Is this something that is high priority for you? What is the use-case you have in mind?

GPGPU support is the must-have features for us. Basically, we are using docker to run GPGPU-intensive tasks like deep-learning on servers. NVIDIA offers lots of pre-configured docker images in https://ngc.nvidia.com and has built a workflow to run different versions of CUDA or DL frameworks easily. To safely start/stop/remove containers by user rather than admin, Podman and Sysbox is the only choices. Moreover, all containers need to expose ports for services like Tensorboard. So in order to make port arrangement manually, we opt to docker in docker with Sysbox.

[SoloGao]

Hi @rodnymolina, thanks for the reply and explanation.

Ideally, sysbox should be able to hide all this complexity from the user, but i'm not sure how far we can go with this zero-touch approach.
Right, we also need to think about how we simplify this process for the user, doesn't look like an easy task given that we are relying on the regular oci-runc at this level.

In my opinion, forking the https://github.com/NVIDIA/nvidia-container-toolkit might be a good starting point. NVIDIA offers a set of tools to start docker with GPU support. The docs: https://docs.nvidia.com/datacenter/cloud-native/index.html. Users might only need a patched nvidia-container-toolkit to run system/inner docker with GPGPU support. They use GoLang to do the stuffs, a superset of what I currently did with lots of validation works. However, I don't have that much time digging into the code, so I just grab the results and reproduce them now. Besides, the cgroups problem might need to solve for nvidia-container-toolkit.
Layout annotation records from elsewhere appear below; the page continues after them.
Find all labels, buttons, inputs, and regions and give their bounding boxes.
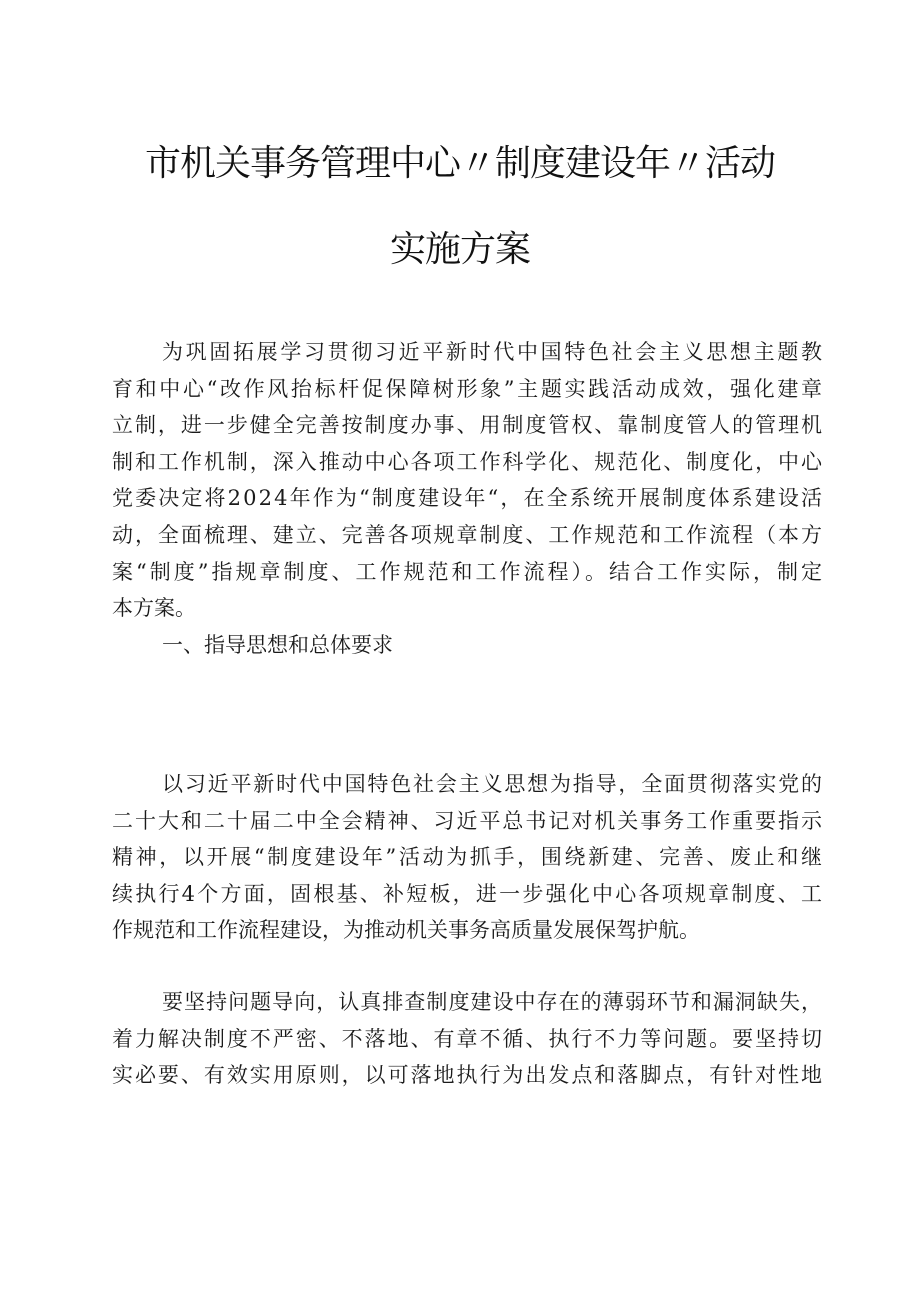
section-heading-1: 一、指导思想和总体要求 [162, 632, 393, 657]
paragraph-guiding-ideology [112, 766, 825, 949]
paragraph-requirements [112, 984, 822, 1094]
text-line: 实必要、有效实用原则，以可落地执行为出发点和落脚点，有针对性地 [112, 1063, 824, 1088]
text-line: 精神，以开展“制度建设年”活动为抓手，围绕新建、完善、废止和继 [112, 845, 825, 870]
text-line: 党委决定将2024年作为“制度建设年“，在全系统开展制度体系建设活 [112, 486, 825, 511]
text-line: 为巩固拓展学习贯彻习近平新时代中国特色社会主义思想主题教 [162, 340, 825, 364]
text-line: 作规范和工作流程建设，为推动机关事务高质量发展保驾护航。 [112, 918, 700, 943]
text-line: 立制，进一步健全完善按制度办事、用制度管权、靠制度管人的管理机 [112, 413, 824, 438]
text-line: 案“制度”指规章制度、工作规范和工作流程）。结合工作实际，制定 [112, 559, 825, 584]
document-title-line-2: 实施方案 [389, 229, 530, 270]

Have you tried to share one nvidia device across two separate sys-containers + inner-containers?

Yes, that works flawlessly even on [sys-A(inner-a, inner-b), sys-B(inner-c, inner-d)] scheme.

[rodnymolina]

Thanks for your detailed responses @SoloGao, it all makes sense. Btw, I've already looked at nvidia-toolkit in the past and that's something that will certainly keep in mind.

One last thing. If possible, could you please ping me when have a chance? (rmolina@nestybox.com) There are a couple of points that I would like to clarify about your setup to make sure that we fully address your use-case.

Thanks!

[shinji62]

@rodnymolina any effort on the GPU side ? We will love to see that too.

[rodnymolina]

@shinji62, this is one of the top items in our todo-list, but we haven't had cycles for it yet. It would certainly help if you could provide a brief description of your use-case as that help us prioritize features accordingly (please ping us on Slack if you'd rather discuss this topic there).

[ctalledo]

FYI: Another user for Sysbox is looking to use hardware accelerators with Sysbox towards the end of 2021.